TOKYO (AFP) - - Chinese President Hu Jintao, on a visit to repair ties with Japan, pledged Thursday that his country would never become a military threat.
Both Japan and its main ally, the United States, have repeatedly voiced concerns about China's military spending, which has grown by double digits every year for two decades.
"China will take defensive military policy and will not join any arms race," Hu said in an address at Tokyo's prestigious Waseda University that was broadcast live in Japan.
"We will not become a military threat to any country and we will never assert hegemony or be expansionistic," he said.
Hu is the first Chinese leader in a decade to visit Japan, which has been working to repair ties with Beijing.
Relations between Asia's two largest economies have long been mired by disputes linked to Tokyo's past aggression in China.

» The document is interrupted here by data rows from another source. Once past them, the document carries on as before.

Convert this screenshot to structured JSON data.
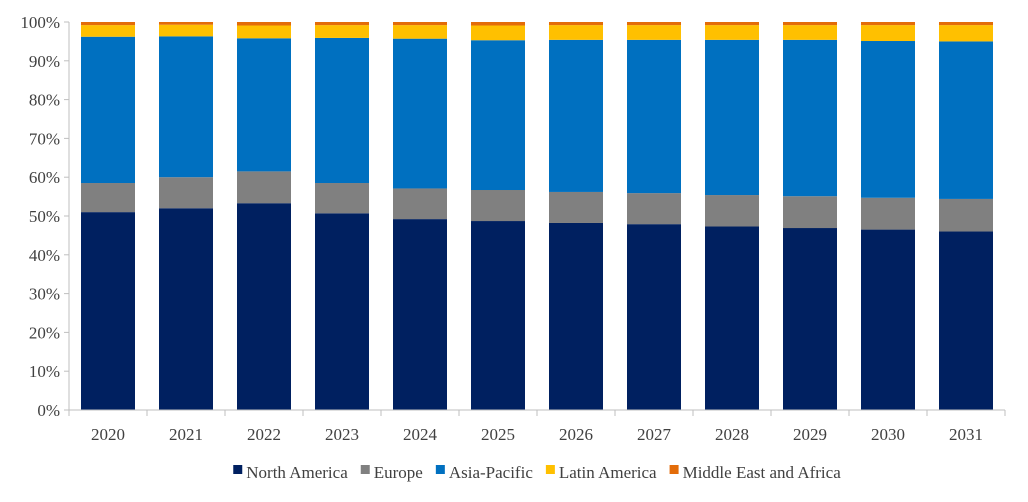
{
  "chart_data": {
    "type": "bar",
    "stacked": true,
    "normalized": true,
    "title": "",
    "xlabel": "",
    "ylabel": "",
    "ylim": [
      0,
      100
    ],
    "y_ticks": [
      "0%",
      "10%",
      "20%",
      "30%",
      "40%",
      "50%",
      "60%",
      "70%",
      "80%",
      "90%",
      "100%"
    ],
    "categories": [
      "2020",
      "2021",
      "2022",
      "2023",
      "2024",
      "2025",
      "2026",
      "2027",
      "2028",
      "2029",
      "2030",
      "2031"
    ],
    "series": [
      {
        "name": "North America",
        "color": "#002060",
        "values": [
          51.0,
          52.0,
          53.3,
          50.7,
          49.2,
          48.7,
          48.2,
          47.9,
          47.3,
          46.9,
          46.5,
          46.0
        ]
      },
      {
        "name": "Europe",
        "color": "#808080",
        "values": [
          7.5,
          8.0,
          8.2,
          7.8,
          7.9,
          8.0,
          8.0,
          8.0,
          8.1,
          8.2,
          8.2,
          8.4
        ]
      },
      {
        "name": "Asia-Pacific",
        "color": "#0070C0",
        "values": [
          37.7,
          36.3,
          34.3,
          37.4,
          38.6,
          38.6,
          39.2,
          39.5,
          40.0,
          40.3,
          40.4,
          40.6
        ]
      },
      {
        "name": "Latin America",
        "color": "#FFC000",
        "values": [
          3.0,
          3.0,
          3.3,
          3.3,
          3.5,
          3.8,
          3.8,
          3.8,
          3.8,
          3.8,
          4.1,
          4.2
        ]
      },
      {
        "name": "Middle East and Africa",
        "color": "#E36C09",
        "values": [
          0.8,
          0.7,
          0.9,
          0.8,
          0.8,
          0.9,
          0.8,
          0.8,
          0.8,
          0.8,
          0.8,
          0.8
        ]
      }
    ],
    "grid": false,
    "legend_position": "bottom"
  }
}
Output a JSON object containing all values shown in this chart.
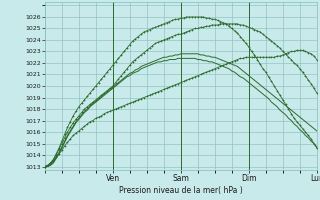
{
  "bg_color": "#c8eaea",
  "grid_color": "#88bbbb",
  "line_color": "#2d6a2d",
  "xlabel_text": "Pression niveau de la mer( hPa )",
  "ymin": 1013,
  "ymax": 1027,
  "yticks": [
    1013,
    1014,
    1015,
    1016,
    1017,
    1018,
    1019,
    1020,
    1021,
    1022,
    1023,
    1024,
    1025,
    1026
  ],
  "xmin": 0,
  "xmax": 96,
  "xtick_positions": [
    0,
    24,
    48,
    72,
    96
  ],
  "xtick_labels": [
    "",
    "Ven",
    "Sam",
    "Dim",
    "Lun"
  ],
  "vline_positions": [
    24,
    48,
    72,
    96
  ],
  "series": [
    {
      "x": [
        0,
        1,
        2,
        3,
        4,
        5,
        6,
        7,
        8,
        9,
        10,
        11,
        12,
        13,
        14,
        15,
        16,
        17,
        18,
        19,
        20,
        21,
        22,
        23,
        24,
        25,
        26,
        27,
        28,
        29,
        30,
        31,
        32,
        33,
        34,
        35,
        36,
        37,
        38,
        39,
        40,
        41,
        42,
        43,
        44,
        45,
        46,
        47,
        48,
        49,
        50,
        51,
        52,
        53,
        54,
        55,
        56,
        57,
        58,
        59,
        60,
        61,
        62,
        63,
        64,
        65,
        66,
        67,
        68,
        69,
        70,
        71,
        72,
        73,
        74,
        75,
        76,
        77,
        78,
        79,
        80,
        81,
        82,
        83,
        84,
        85,
        86,
        87,
        88,
        89,
        90,
        91,
        92,
        93,
        94,
        95,
        96
      ],
      "y": [
        1013.0,
        1013.1,
        1013.3,
        1013.5,
        1013.8,
        1014.1,
        1014.4,
        1014.8,
        1015.1,
        1015.4,
        1015.7,
        1015.9,
        1016.1,
        1016.3,
        1016.5,
        1016.7,
        1016.9,
        1017.0,
        1017.2,
        1017.3,
        1017.4,
        1017.6,
        1017.7,
        1017.8,
        1017.9,
        1018.0,
        1018.1,
        1018.2,
        1018.3,
        1018.4,
        1018.5,
        1018.6,
        1018.7,
        1018.8,
        1018.9,
        1019.0,
        1019.1,
        1019.2,
        1019.3,
        1019.4,
        1019.5,
        1019.6,
        1019.7,
        1019.8,
        1019.9,
        1020.0,
        1020.1,
        1020.2,
        1020.3,
        1020.4,
        1020.5,
        1020.6,
        1020.7,
        1020.8,
        1020.9,
        1021.0,
        1021.1,
        1021.2,
        1021.3,
        1021.4,
        1021.5,
        1021.6,
        1021.7,
        1021.8,
        1021.9,
        1022.0,
        1022.1,
        1022.2,
        1022.3,
        1022.4,
        1022.4,
        1022.5,
        1022.5,
        1022.5,
        1022.5,
        1022.5,
        1022.5,
        1022.5,
        1022.5,
        1022.5,
        1022.5,
        1022.5,
        1022.6,
        1022.6,
        1022.7,
        1022.8,
        1022.9,
        1023.0,
        1023.0,
        1023.1,
        1023.1,
        1023.1,
        1023.0,
        1022.9,
        1022.8,
        1022.6,
        1022.3
      ],
      "marker": true
    },
    {
      "x": [
        0,
        1,
        2,
        3,
        4,
        5,
        6,
        7,
        8,
        9,
        10,
        11,
        12,
        13,
        14,
        15,
        16,
        17,
        18,
        19,
        20,
        21,
        22,
        23,
        24,
        25,
        26,
        27,
        28,
        29,
        30,
        31,
        32,
        33,
        34,
        35,
        36,
        37,
        38,
        39,
        40,
        41,
        42,
        43,
        44,
        45,
        46,
        47,
        48,
        49,
        50,
        51,
        52,
        53,
        54,
        55,
        56,
        57,
        58,
        59,
        60,
        61,
        62,
        63,
        64,
        65,
        66,
        67,
        68,
        69,
        70,
        71,
        72,
        73,
        74,
        75,
        76,
        77,
        78,
        79,
        80,
        81,
        82,
        83,
        84,
        85,
        86,
        87,
        88,
        89,
        90,
        91,
        92,
        93,
        94,
        95,
        96
      ],
      "y": [
        1013.0,
        1013.1,
        1013.3,
        1013.6,
        1014.0,
        1014.5,
        1015.0,
        1015.5,
        1016.0,
        1016.4,
        1016.8,
        1017.1,
        1017.4,
        1017.7,
        1018.0,
        1018.2,
        1018.4,
        1018.6,
        1018.8,
        1019.0,
        1019.2,
        1019.4,
        1019.6,
        1019.8,
        1020.0,
        1020.3,
        1020.6,
        1020.9,
        1021.2,
        1021.5,
        1021.8,
        1022.1,
        1022.3,
        1022.5,
        1022.7,
        1022.9,
        1023.1,
        1023.3,
        1023.5,
        1023.7,
        1023.8,
        1023.9,
        1024.0,
        1024.1,
        1024.2,
        1024.3,
        1024.4,
        1024.5,
        1024.5,
        1024.6,
        1024.7,
        1024.8,
        1024.9,
        1025.0,
        1025.0,
        1025.1,
        1025.1,
        1025.2,
        1025.2,
        1025.3,
        1025.3,
        1025.3,
        1025.4,
        1025.4,
        1025.4,
        1025.4,
        1025.4,
        1025.4,
        1025.4,
        1025.3,
        1025.3,
        1025.2,
        1025.1,
        1025.0,
        1024.9,
        1024.8,
        1024.7,
        1024.5,
        1024.3,
        1024.1,
        1023.9,
        1023.7,
        1023.5,
        1023.3,
        1023.0,
        1022.8,
        1022.5,
        1022.3,
        1022.0,
        1021.8,
        1021.5,
        1021.2,
        1020.9,
        1020.5,
        1020.2,
        1019.8,
        1019.4
      ],
      "marker": true
    },
    {
      "x": [
        0,
        1,
        2,
        3,
        4,
        5,
        6,
        7,
        8,
        9,
        10,
        11,
        12,
        13,
        14,
        15,
        16,
        17,
        18,
        19,
        20,
        21,
        22,
        23,
        24,
        25,
        26,
        27,
        28,
        29,
        30,
        31,
        32,
        33,
        34,
        35,
        36,
        37,
        38,
        39,
        40,
        41,
        42,
        43,
        44,
        45,
        46,
        47,
        48,
        49,
        50,
        51,
        52,
        53,
        54,
        55,
        56,
        57,
        58,
        59,
        60,
        61,
        62,
        63,
        64,
        65,
        66,
        67,
        68,
        69,
        70,
        71,
        72,
        73,
        74,
        75,
        76,
        77,
        78,
        79,
        80,
        81,
        82,
        83,
        84,
        85,
        86,
        87,
        88,
        89,
        90,
        91,
        92,
        93,
        94,
        95,
        96
      ],
      "y": [
        1013.0,
        1013.1,
        1013.3,
        1013.6,
        1014.1,
        1014.6,
        1015.2,
        1015.8,
        1016.4,
        1016.9,
        1017.4,
        1017.8,
        1018.2,
        1018.5,
        1018.8,
        1019.1,
        1019.4,
        1019.7,
        1020.0,
        1020.3,
        1020.6,
        1020.9,
        1021.2,
        1021.5,
        1021.8,
        1022.1,
        1022.4,
        1022.7,
        1023.0,
        1023.3,
        1023.6,
        1023.9,
        1024.1,
        1024.3,
        1024.5,
        1024.7,
        1024.8,
        1024.9,
        1025.0,
        1025.1,
        1025.2,
        1025.3,
        1025.4,
        1025.5,
        1025.6,
        1025.7,
        1025.8,
        1025.8,
        1025.9,
        1025.9,
        1026.0,
        1026.0,
        1026.0,
        1026.0,
        1026.0,
        1026.0,
        1026.0,
        1025.9,
        1025.9,
        1025.8,
        1025.8,
        1025.7,
        1025.6,
        1025.5,
        1025.4,
        1025.2,
        1025.0,
        1024.8,
        1024.6,
        1024.3,
        1024.0,
        1023.7,
        1023.4,
        1023.0,
        1022.7,
        1022.3,
        1021.9,
        1021.5,
        1021.2,
        1020.8,
        1020.4,
        1020.0,
        1019.6,
        1019.2,
        1018.8,
        1018.4,
        1018.0,
        1017.6,
        1017.2,
        1016.9,
        1016.6,
        1016.3,
        1016.0,
        1015.7,
        1015.4,
        1015.0,
        1014.6
      ],
      "marker": true
    },
    {
      "x": [
        0,
        1,
        2,
        3,
        4,
        5,
        6,
        7,
        8,
        9,
        10,
        11,
        12,
        13,
        14,
        15,
        16,
        17,
        18,
        19,
        20,
        21,
        22,
        23,
        24,
        25,
        26,
        27,
        28,
        29,
        30,
        31,
        32,
        33,
        34,
        35,
        36,
        37,
        38,
        39,
        40,
        41,
        42,
        43,
        44,
        45,
        46,
        47,
        48,
        49,
        50,
        51,
        52,
        53,
        54,
        55,
        56,
        57,
        58,
        59,
        60,
        61,
        62,
        63,
        64,
        65,
        66,
        67,
        68,
        69,
        70,
        71,
        72,
        73,
        74,
        75,
        76,
        77,
        78,
        79,
        80,
        81,
        82,
        83,
        84,
        85,
        86,
        87,
        88,
        89,
        90,
        91,
        92,
        93,
        94,
        95,
        96
      ],
      "y": [
        1013.0,
        1013.0,
        1013.2,
        1013.4,
        1013.8,
        1014.2,
        1014.7,
        1015.2,
        1015.7,
        1016.1,
        1016.5,
        1016.9,
        1017.2,
        1017.5,
        1017.8,
        1018.0,
        1018.3,
        1018.5,
        1018.7,
        1018.9,
        1019.1,
        1019.3,
        1019.5,
        1019.7,
        1019.9,
        1020.1,
        1020.3,
        1020.5,
        1020.7,
        1020.9,
        1021.1,
        1021.2,
        1021.4,
        1021.5,
        1021.7,
        1021.8,
        1021.9,
        1022.0,
        1022.1,
        1022.2,
        1022.3,
        1022.4,
        1022.5,
        1022.5,
        1022.6,
        1022.6,
        1022.7,
        1022.7,
        1022.8,
        1022.8,
        1022.8,
        1022.8,
        1022.8,
        1022.8,
        1022.8,
        1022.7,
        1022.7,
        1022.6,
        1022.6,
        1022.5,
        1022.5,
        1022.4,
        1022.3,
        1022.2,
        1022.1,
        1022.0,
        1021.9,
        1021.8,
        1021.7,
        1021.5,
        1021.3,
        1021.1,
        1020.9,
        1020.7,
        1020.5,
        1020.3,
        1020.1,
        1019.9,
        1019.7,
        1019.5,
        1019.3,
        1019.1,
        1018.9,
        1018.7,
        1018.5,
        1018.3,
        1018.1,
        1017.9,
        1017.7,
        1017.5,
        1017.3,
        1017.1,
        1016.9,
        1016.7,
        1016.5,
        1016.3,
        1016.1
      ],
      "marker": false
    },
    {
      "x": [
        0,
        1,
        2,
        3,
        4,
        5,
        6,
        7,
        8,
        9,
        10,
        11,
        12,
        13,
        14,
        15,
        16,
        17,
        18,
        19,
        20,
        21,
        22,
        23,
        24,
        25,
        26,
        27,
        28,
        29,
        30,
        31,
        32,
        33,
        34,
        35,
        36,
        37,
        38,
        39,
        40,
        41,
        42,
        43,
        44,
        45,
        46,
        47,
        48,
        49,
        50,
        51,
        52,
        53,
        54,
        55,
        56,
        57,
        58,
        59,
        60,
        61,
        62,
        63,
        64,
        65,
        66,
        67,
        68,
        69,
        70,
        71,
        72,
        73,
        74,
        75,
        76,
        77,
        78,
        79,
        80,
        81,
        82,
        83,
        84,
        85,
        86,
        87,
        88,
        89,
        90,
        91,
        92,
        93,
        94,
        95,
        96
      ],
      "y": [
        1013.0,
        1013.0,
        1013.1,
        1013.3,
        1013.7,
        1014.1,
        1014.6,
        1015.1,
        1015.6,
        1016.0,
        1016.4,
        1016.8,
        1017.1,
        1017.4,
        1017.7,
        1017.9,
        1018.2,
        1018.4,
        1018.6,
        1018.8,
        1019.0,
        1019.2,
        1019.4,
        1019.6,
        1019.8,
        1020.0,
        1020.2,
        1020.4,
        1020.6,
        1020.8,
        1020.9,
        1021.1,
        1021.2,
        1021.3,
        1021.5,
        1021.6,
        1021.7,
        1021.8,
        1021.9,
        1022.0,
        1022.1,
        1022.1,
        1022.2,
        1022.2,
        1022.3,
        1022.3,
        1022.3,
        1022.4,
        1022.4,
        1022.4,
        1022.4,
        1022.4,
        1022.4,
        1022.4,
        1022.3,
        1022.3,
        1022.2,
        1022.2,
        1022.1,
        1022.1,
        1022.0,
        1021.9,
        1021.8,
        1021.7,
        1021.6,
        1021.5,
        1021.3,
        1021.2,
        1021.0,
        1020.8,
        1020.7,
        1020.5,
        1020.3,
        1020.1,
        1019.9,
        1019.7,
        1019.5,
        1019.3,
        1019.1,
        1018.9,
        1018.6,
        1018.4,
        1018.2,
        1017.9,
        1017.7,
        1017.5,
        1017.2,
        1017.0,
        1016.7,
        1016.5,
        1016.2,
        1016.0,
        1015.7,
        1015.5,
        1015.2,
        1015.0,
        1014.7
      ],
      "marker": false
    }
  ]
}
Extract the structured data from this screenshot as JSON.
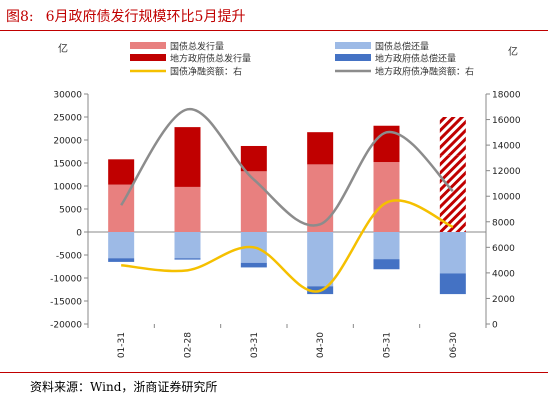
{
  "figure": {
    "label": "图8:",
    "title": "6月政府债发行规模环比5月提升",
    "source": "资料来源：Wind，浙商证券研究所"
  },
  "chart_data": {
    "type": "bar",
    "categories": [
      "01-31",
      "02-28",
      "03-31",
      "04-30",
      "05-31",
      "06-30"
    ],
    "y_left_unit": "亿",
    "y_right_unit": "亿",
    "ylim_left": [
      -20000,
      30000
    ],
    "ylim_right": [
      0,
      18000
    ],
    "yticks_left": [
      -20000,
      -15000,
      -10000,
      -5000,
      0,
      5000,
      10000,
      15000,
      20000,
      25000,
      30000
    ],
    "yticks_right": [
      0,
      2000,
      4000,
      6000,
      8000,
      10000,
      12000,
      14000,
      16000,
      18000
    ],
    "legend": [
      {
        "name": "国债总发行量",
        "kind": "bar",
        "color": "#e8807f"
      },
      {
        "name": "国债总偿还量",
        "kind": "bar",
        "color": "#9dbae6"
      },
      {
        "name": "地方政府债总发行量",
        "kind": "bar",
        "color": "#c00000"
      },
      {
        "name": "地方政府债总偿还量",
        "kind": "bar",
        "color": "#4472c4"
      },
      {
        "name": "国债净融资额：右",
        "kind": "line",
        "color": "#f5c000"
      },
      {
        "name": "地方政府债净融资额：右",
        "kind": "line",
        "color": "#8c8c8c"
      }
    ],
    "series": [
      {
        "name": "国债总发行量",
        "axis": "left",
        "values": [
          10300,
          9800,
          13200,
          14700,
          15200,
          16700
        ]
      },
      {
        "name": "地方政府债总发行量",
        "axis": "left",
        "values": [
          5500,
          13000,
          5500,
          7000,
          7900,
          8300
        ]
      },
      {
        "name": "国债总偿还量",
        "axis": "left",
        "values": [
          -5700,
          -5700,
          -6700,
          -11800,
          -5900,
          -9000
        ]
      },
      {
        "name": "地方政府债总偿还量",
        "axis": "left",
        "values": [
          -800,
          -300,
          -1000,
          -1700,
          -2200,
          -4500
        ]
      },
      {
        "name": "国债净融资额：右",
        "axis": "right",
        "values": [
          4600,
          4200,
          6000,
          2600,
          9500,
          7600
        ]
      },
      {
        "name": "地方政府债净融资额：右",
        "axis": "right",
        "values": [
          9300,
          16800,
          11300,
          7800,
          15000,
          10400
        ]
      }
    ],
    "hatched_category": "06-30",
    "grid": false
  }
}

In rare public remarks for a Chinese leader that triggered roaring applause, Hu thanked Japan for its years of low-interest loans, saying they helped his country to develop.
"We have achieved unprecedentedly large growth, but we are also aware that we are the world's biggest developing country," Hu said.
"We have a long way to go to build a greater society for more than one billion people and to achieve affluence for all people of the nation. We have to continue to make efforts patiently."
Hu stressed China would maintain its "open-door" policy to foreign investment but would "continue to move ahead with our ideology of socialism with Chinese characteristics."